Chamenei ignorierte die Opposition, setzte sich für eine Wiederwahl Ahmadinedschads ein, obwohl er dafür einen hohen Preis zahlen musste. Er nahm eine eklatante Wahlfälschung in Kauf, befahl die brutale Niederschlagung der Protestbewegung, ließ Tausende in Haft nehmen, foltern und zu falschen Geständnissen zwingen.

Der Undankbare

Aber der wiedergewählte Präsident erwies sich als undankbar. Er hatte die Macht genossen und wurde nun abtrünnig.
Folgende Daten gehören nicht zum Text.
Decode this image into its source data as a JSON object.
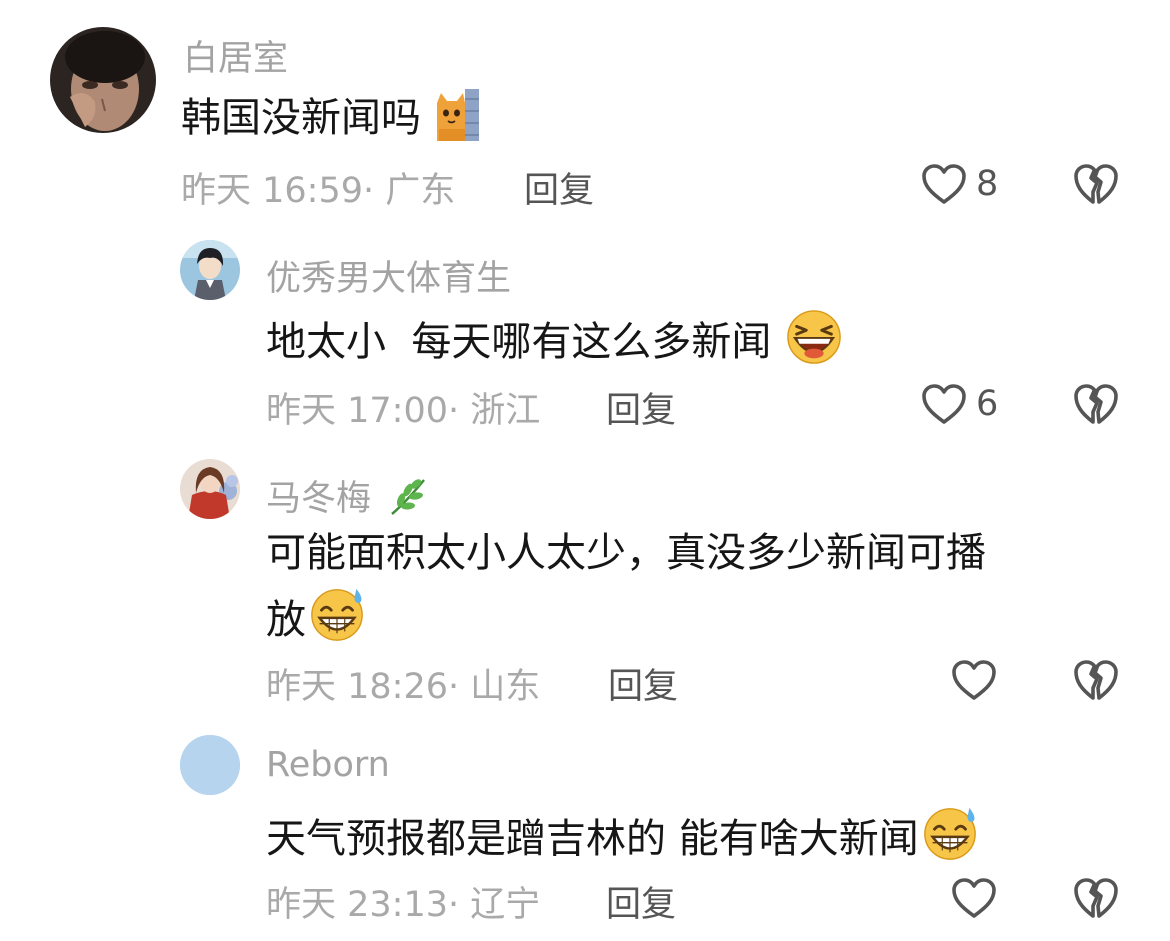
{
  "comments": [
    {
      "username": "白居室",
      "text": "韩国没新闻吗",
      "time": "昨天 16:59",
      "location": "广东",
      "reply_label": "回复",
      "likes": "8",
      "avatar_icon": "person-photo-avatar",
      "emoji_icon": "cat-peeking-emoji"
    },
    {
      "username": "优秀男大体育生",
      "text": "地太小  每天哪有这么多新闻",
      "time": "昨天 17:00",
      "location": "浙江",
      "reply_label": "回复",
      "likes": "6",
      "avatar_icon": "anime-boy-avatar",
      "emoji_icon": "laughing-emoji"
    },
    {
      "username": "马冬梅",
      "text_line1": "可能面积太小人太少，真没多少新闻可播",
      "text_line2": "放",
      "time": "昨天 18:26",
      "location": "山东",
      "reply_label": "回复",
      "likes": "",
      "avatar_icon": "woman-flowers-avatar",
      "emoji_icon": "grinning-sweat-emoji",
      "badge_icon": "leaf-icon"
    },
    {
      "username": "Reborn",
      "text": "天气预报都是蹭吉林的 能有啥大新闻",
      "time": "昨天 23:13",
      "location": "辽宁",
      "reply_label": "回复",
      "likes": "",
      "avatar_icon": "blank-blue-avatar",
      "emoji_icon": "grinning-sweat-emoji"
    }
  ],
  "meta_separator": "·",
  "colors": {
    "username": "#a3a3a3",
    "content": "#161616",
    "meta": "#a9a9a9",
    "reply": "#555555"
  }
}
Schlau genug, merkte er, dass die Ideologie des konservativen Islam längst verbraucht ist. Als Alternative bot er den Nationalismus an, rühmte die von der schiitischen Geistlichkeit verschmähte alte iranische Kultur. Der traditionelle Islam, der seinerzeit von den „kulturlosen Arabern“ nach Iran gebracht wurde, sei längst überholt. Zu predigen sei nun der iranische Islam, der mit der alten, weit höher gestellten iranischen Kultur verschmolzen sei. Er grenzte nach und nach die Geistlichkeit aus den Schlüsselpositionen aus, forderte die Zulassung von Frauen zu den Fußballstadien und kritisierte die Sittenwächter: Sie sollten die Menschen in Ruhe lassen, es gebe Wichtigeres als Kleidervorschriften. Er reiste ungewöhnlich oft durch das Land, ging in entlegene Dörfer und verteilte Gelder und Lebensmittel zu Lasten der Staatskasse an die Armen.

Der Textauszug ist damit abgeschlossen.